Ne servez jamais un aliment douteux à une personne particulièrement vulnérable. Les enfants, les femmes enceintes, les personnes âgées et les personnes dont le système immunitaire est affaibli peuvent subir des conséquences plus graves d’une intoxication alimentaire. Lorsque le risque n’est pas clair, choisissez l’option la plus sûre.

Les aliments ouverts nécessitent leur propre système

La date de péremption optimale d’un produit décrit généralement l’emballage non ouvert. Après l’ouverture, inscrivez la date d’ouverture sur le couvercle ou l’emballage. C’est particulièrement utile pour les condiments, les produits laitiers, les aliments de charcuterie, les sauces et les grands contenants qui restent au réfrigérateur pendant des semaines.
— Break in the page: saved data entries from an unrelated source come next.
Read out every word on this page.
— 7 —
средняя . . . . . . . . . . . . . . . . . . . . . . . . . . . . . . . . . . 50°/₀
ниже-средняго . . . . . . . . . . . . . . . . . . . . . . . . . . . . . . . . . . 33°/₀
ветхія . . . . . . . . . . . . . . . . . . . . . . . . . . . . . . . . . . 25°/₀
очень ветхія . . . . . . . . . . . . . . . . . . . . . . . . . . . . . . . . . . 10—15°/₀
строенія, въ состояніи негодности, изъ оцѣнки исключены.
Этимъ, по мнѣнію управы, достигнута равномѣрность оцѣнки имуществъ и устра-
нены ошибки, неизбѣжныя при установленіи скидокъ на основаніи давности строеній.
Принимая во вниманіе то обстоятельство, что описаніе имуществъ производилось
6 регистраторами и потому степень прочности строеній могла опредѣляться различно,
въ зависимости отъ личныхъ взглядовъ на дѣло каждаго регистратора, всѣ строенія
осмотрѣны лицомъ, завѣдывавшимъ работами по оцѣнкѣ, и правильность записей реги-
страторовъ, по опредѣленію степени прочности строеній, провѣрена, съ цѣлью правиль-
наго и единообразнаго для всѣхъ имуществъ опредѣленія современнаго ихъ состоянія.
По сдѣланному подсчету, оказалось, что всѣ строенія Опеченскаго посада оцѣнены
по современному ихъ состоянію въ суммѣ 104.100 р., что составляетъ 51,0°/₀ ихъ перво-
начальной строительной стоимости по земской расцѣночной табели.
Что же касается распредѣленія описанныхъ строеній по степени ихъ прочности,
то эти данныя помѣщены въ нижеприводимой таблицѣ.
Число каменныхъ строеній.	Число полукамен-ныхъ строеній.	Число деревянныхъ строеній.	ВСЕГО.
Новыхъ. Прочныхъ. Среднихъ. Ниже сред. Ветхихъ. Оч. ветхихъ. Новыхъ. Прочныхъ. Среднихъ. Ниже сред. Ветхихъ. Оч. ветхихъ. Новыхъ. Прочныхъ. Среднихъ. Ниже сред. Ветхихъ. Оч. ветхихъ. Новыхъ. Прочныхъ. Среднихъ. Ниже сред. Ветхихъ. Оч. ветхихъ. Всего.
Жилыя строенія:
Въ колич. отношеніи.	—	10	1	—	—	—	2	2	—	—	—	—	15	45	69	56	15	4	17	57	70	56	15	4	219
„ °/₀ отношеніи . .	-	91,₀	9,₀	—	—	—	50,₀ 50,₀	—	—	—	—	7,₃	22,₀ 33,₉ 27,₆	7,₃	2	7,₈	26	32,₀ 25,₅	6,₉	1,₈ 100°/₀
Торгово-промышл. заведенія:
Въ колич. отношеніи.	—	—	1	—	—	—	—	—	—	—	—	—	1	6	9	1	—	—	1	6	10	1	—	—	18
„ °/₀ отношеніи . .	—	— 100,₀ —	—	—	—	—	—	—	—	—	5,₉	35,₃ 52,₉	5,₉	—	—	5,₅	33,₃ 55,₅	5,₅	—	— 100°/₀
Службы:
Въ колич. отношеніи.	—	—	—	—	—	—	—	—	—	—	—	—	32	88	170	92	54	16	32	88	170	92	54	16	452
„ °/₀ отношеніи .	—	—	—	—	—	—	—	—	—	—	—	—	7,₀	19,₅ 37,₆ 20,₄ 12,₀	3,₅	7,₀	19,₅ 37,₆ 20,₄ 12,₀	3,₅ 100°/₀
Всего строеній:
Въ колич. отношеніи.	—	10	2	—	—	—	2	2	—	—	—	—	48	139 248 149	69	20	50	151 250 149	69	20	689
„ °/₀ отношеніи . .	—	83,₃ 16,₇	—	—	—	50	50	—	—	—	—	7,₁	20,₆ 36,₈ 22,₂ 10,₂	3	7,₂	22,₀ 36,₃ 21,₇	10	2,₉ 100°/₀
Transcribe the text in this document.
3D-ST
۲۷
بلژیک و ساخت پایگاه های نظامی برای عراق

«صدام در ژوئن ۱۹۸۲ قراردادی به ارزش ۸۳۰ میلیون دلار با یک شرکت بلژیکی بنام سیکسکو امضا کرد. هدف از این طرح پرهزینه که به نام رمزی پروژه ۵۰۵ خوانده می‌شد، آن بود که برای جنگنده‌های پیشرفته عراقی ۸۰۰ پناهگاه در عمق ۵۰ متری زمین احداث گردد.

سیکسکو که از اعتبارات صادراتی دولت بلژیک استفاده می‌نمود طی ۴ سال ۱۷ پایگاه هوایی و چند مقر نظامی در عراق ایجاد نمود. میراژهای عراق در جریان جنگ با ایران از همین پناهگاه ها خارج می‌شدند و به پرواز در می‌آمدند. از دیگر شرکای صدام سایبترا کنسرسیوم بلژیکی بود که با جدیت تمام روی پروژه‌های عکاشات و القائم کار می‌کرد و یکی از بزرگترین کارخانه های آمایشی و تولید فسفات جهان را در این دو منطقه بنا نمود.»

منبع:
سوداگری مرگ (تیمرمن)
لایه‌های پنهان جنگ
Respectez toute directive du type « consommer dans ». S’il n’y a pas de directive claire, tenez compte du type d’aliment, de son entreposage, de sa manipulation et de son état. Gardez les ustensiles de service propres. Ne remettez pas un aliment dans son contenant après l’avoir laissé à l’extérieur. Évitez de manger directement dans un contenant partagé si vous prévoyez le ranger de nouveau.

Acheter un grand format n’est une bonne affaire que si votre ménage peut le consommer pendant qu’il est encore de bonne qualité. Un prix unitaire plus bas ne sert à rien lorsque la moitié du contenant finit oubliée au réfrigérateur.

Une vérification simple pour décider

Lorsqu’une date est dépassée, demandez-vous :

  1. Quelle formulation figure sur l’étiquette? Une date de péremption optimale est différente d’une date d’expiration ou d’une directive indiquant de consommer dans un certain délai.
  2. Le produit a-t-il été entreposé correctement? Tenez compte de la température, de l’humidité, de la lumière du soleil, de la congélation et du fait que l’emballage ait été ouvert ou non.
  3. L’emballage est-il intact? Jetez les contenants gonflés, qui fuient, perforés, très endommagés ou autrement compromis.
  4. L’aliment a-t-il une apparence ou une odeur anormale? Si oui, ne le goûtez pas.
  5. Qui le mangera? Appliquez une norme de salubrité plus élevée pour les personnes vulnérables.
  6. Seriez-vous en train de deviner? Si l’historique d’entreposage ou l’âge du produit est inconnu, le jeter peut être le choix raisonnable.

L’objectif n’est pas de prolonger la durée de vie de chaque aliment au-delà de sa date. Il s’agit de cesser de traiter une date de péremption optimale comme une raison automatique de jeter un aliment non ouvert, entreposé correctement, qui demeure normal et utilisable.

Utilisez les dates pour réduire le gaspillage, pas pour prendre des risques

Une vérification rapide de l’étiquette peut prévenir à la fois le gaspillage et la fausse confiance. Organisez le garde-manger de façon à voir les aliments plus anciens. Congelez les aliments avant que leur qualité diminue. Planifiez vos repas autour des ingrédients à utiliser. Achetez des quantités que votre ménage peut réellement finir, surtout lorsqu’un plus gros emballage semble seulement moins cher sur la tablette.

Pour un plan hebdomadaire, commencez par les aliments déjà à la maison et ajoutez les produits en solde qui conviennent aux repas que vous cuisinerez réellement. CartBrain peut vous aider à transformer cette approche en plan de soupers hebdomadaire adapté au budget et en liste d’épicerie répartie par magasin, mais la décision finale en matière de salubrité alimentaire vous revient toujours.

Les dates de péremption optimale sont des indices utiles, pas des frontières magiques. Les dates d’expiration et les directives d’entreposage méritent davantage de respect. Lorsque l’étiquette, l’historique d’entreposage, l’apparence, l’odeur ou la personne qui mangera l’aliment soulève une réelle inquiétude, ne cherchez pas à économiser à tout prix. Une bonne connaissance des aliments permet de réduire le gaspillage sans jouer avec la salubrité.